Outro problema contemporâneo aparece em sua pergunta: o perigo de uma Terceira Guerra Mundial que parece estar a caminho devido ao conflito Rússia-Ucrânia e à prontidão da OTAN para a guerra. Essa ameaça é um fator que qualquer projeto de esquerda deve levar em conta. Já estamos sentindo os efeitos da ameaça de guerra. O Chile é um país dependente de fontes estrangeiras para sua alimentação. A terra arável é dedicada a frutas e madeira para exportação. Leguminosas, trigo, carne e leite, tradicionais em nossa alimentação, agora são importados. O mar – o celeiro do Chile – está sendo saqueado por grupos nacionais e estrangeiros. A maior parte dos lucros do cobre – que é a nossa renda – é tomada por consórcios estrangeiros.

 

Não obstante, a vitória do Apruebo – com todas as insuficiências da nova Constituição – abre um caminho para tornar realidade, mediante luta organizada, os direitos sociais em saúde, educação, salário e moradia, e avançar depois em objetivos maiores.

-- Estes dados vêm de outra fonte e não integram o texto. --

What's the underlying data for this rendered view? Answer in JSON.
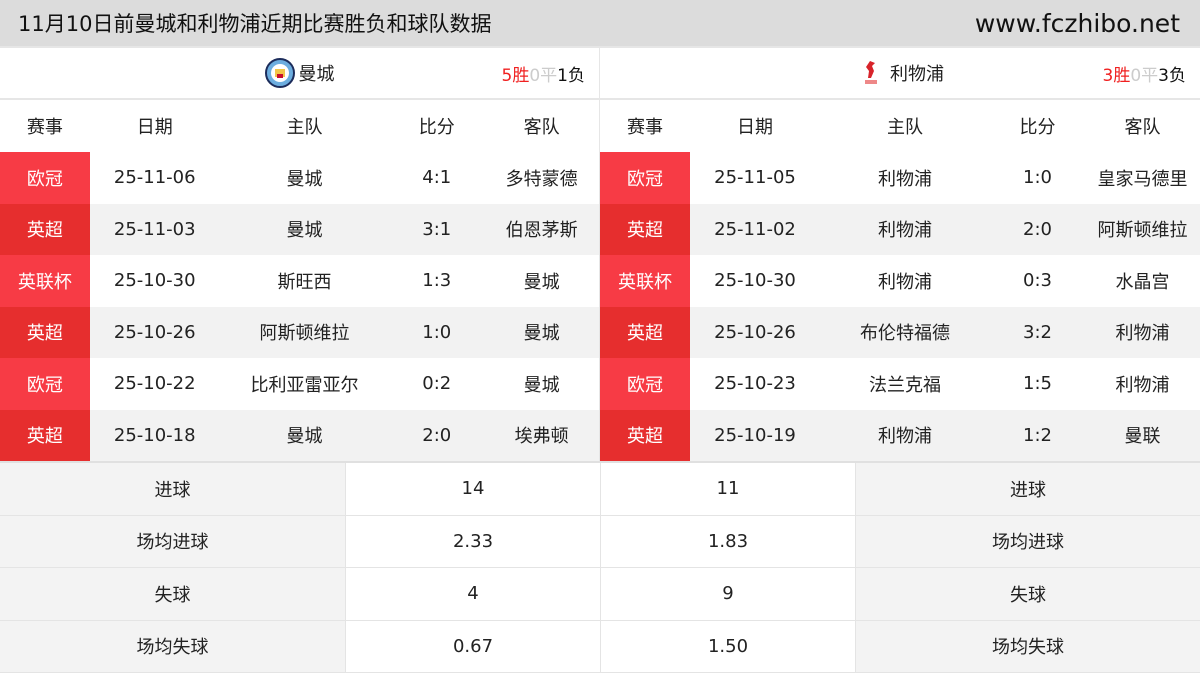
{
  "header": {
    "title": "11月10日前曼城和利物浦近期比赛胜负和球队数据",
    "site": "www.fczhibo.net"
  },
  "columns": [
    "赛事",
    "日期",
    "主队",
    "比分",
    "客队"
  ],
  "teams": [
    {
      "name": "曼城",
      "logo_icon": "man-city-crest-icon",
      "record": {
        "win": "5胜",
        "draw": "0平",
        "loss": "1负"
      },
      "matches": [
        [
          "欧冠",
          "25-11-06",
          "曼城",
          "4:1",
          "多特蒙德"
        ],
        [
          "英超",
          "25-11-03",
          "曼城",
          "3:1",
          "伯恩茅斯"
        ],
        [
          "英联杯",
          "25-10-30",
          "斯旺西",
          "1:3",
          "曼城"
        ],
        [
          "英超",
          "25-10-26",
          "阿斯顿维拉",
          "1:0",
          "曼城"
        ],
        [
          "欧冠",
          "25-10-22",
          "比利亚雷亚尔",
          "0:2",
          "曼城"
        ],
        [
          "英超",
          "25-10-18",
          "曼城",
          "2:0",
          "埃弗顿"
        ]
      ]
    },
    {
      "name": "利物浦",
      "logo_icon": "liverpool-liverbird-icon",
      "record": {
        "win": "3胜",
        "draw": "0平",
        "loss": "3负"
      },
      "matches": [
        [
          "欧冠",
          "25-11-05",
          "利物浦",
          "1:0",
          "皇家马德里"
        ],
        [
          "英超",
          "25-11-02",
          "利物浦",
          "2:0",
          "阿斯顿维拉"
        ],
        [
          "英联杯",
          "25-10-30",
          "利物浦",
          "0:3",
          "水晶宫"
        ],
        [
          "英超",
          "25-10-26",
          "布伦特福德",
          "3:2",
          "利物浦"
        ],
        [
          "欧冠",
          "25-10-23",
          "法兰克福",
          "1:5",
          "利物浦"
        ],
        [
          "英超",
          "25-10-19",
          "利物浦",
          "1:2",
          "曼联"
        ]
      ]
    }
  ],
  "stats": [
    {
      "label": "进球",
      "home": "14",
      "away": "11"
    },
    {
      "label": "场均进球",
      "home": "2.33",
      "away": "1.83"
    },
    {
      "label": "失球",
      "home": "4",
      "away": "9"
    },
    {
      "label": "场均失球",
      "home": "0.67",
      "away": "1.50"
    }
  ],
  "colors": {
    "competition_a": "#f73b45",
    "competition_b": "#e62e2e",
    "win": "#f02020",
    "draw": "#cccccc"
  }
}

Todos os esforços da dizimada esquerda chilena deveriam se concentrar no objetivo do 04 de setembro. Se não procedermos desta forma, um retrocesso antidemocrático é previsível. Em várias das declarações que pedem pela rejeição da nossa constituição, se sente um ar golpista impossível de contornar. Muito menos em um país com a experiência do Chile nesta matéria.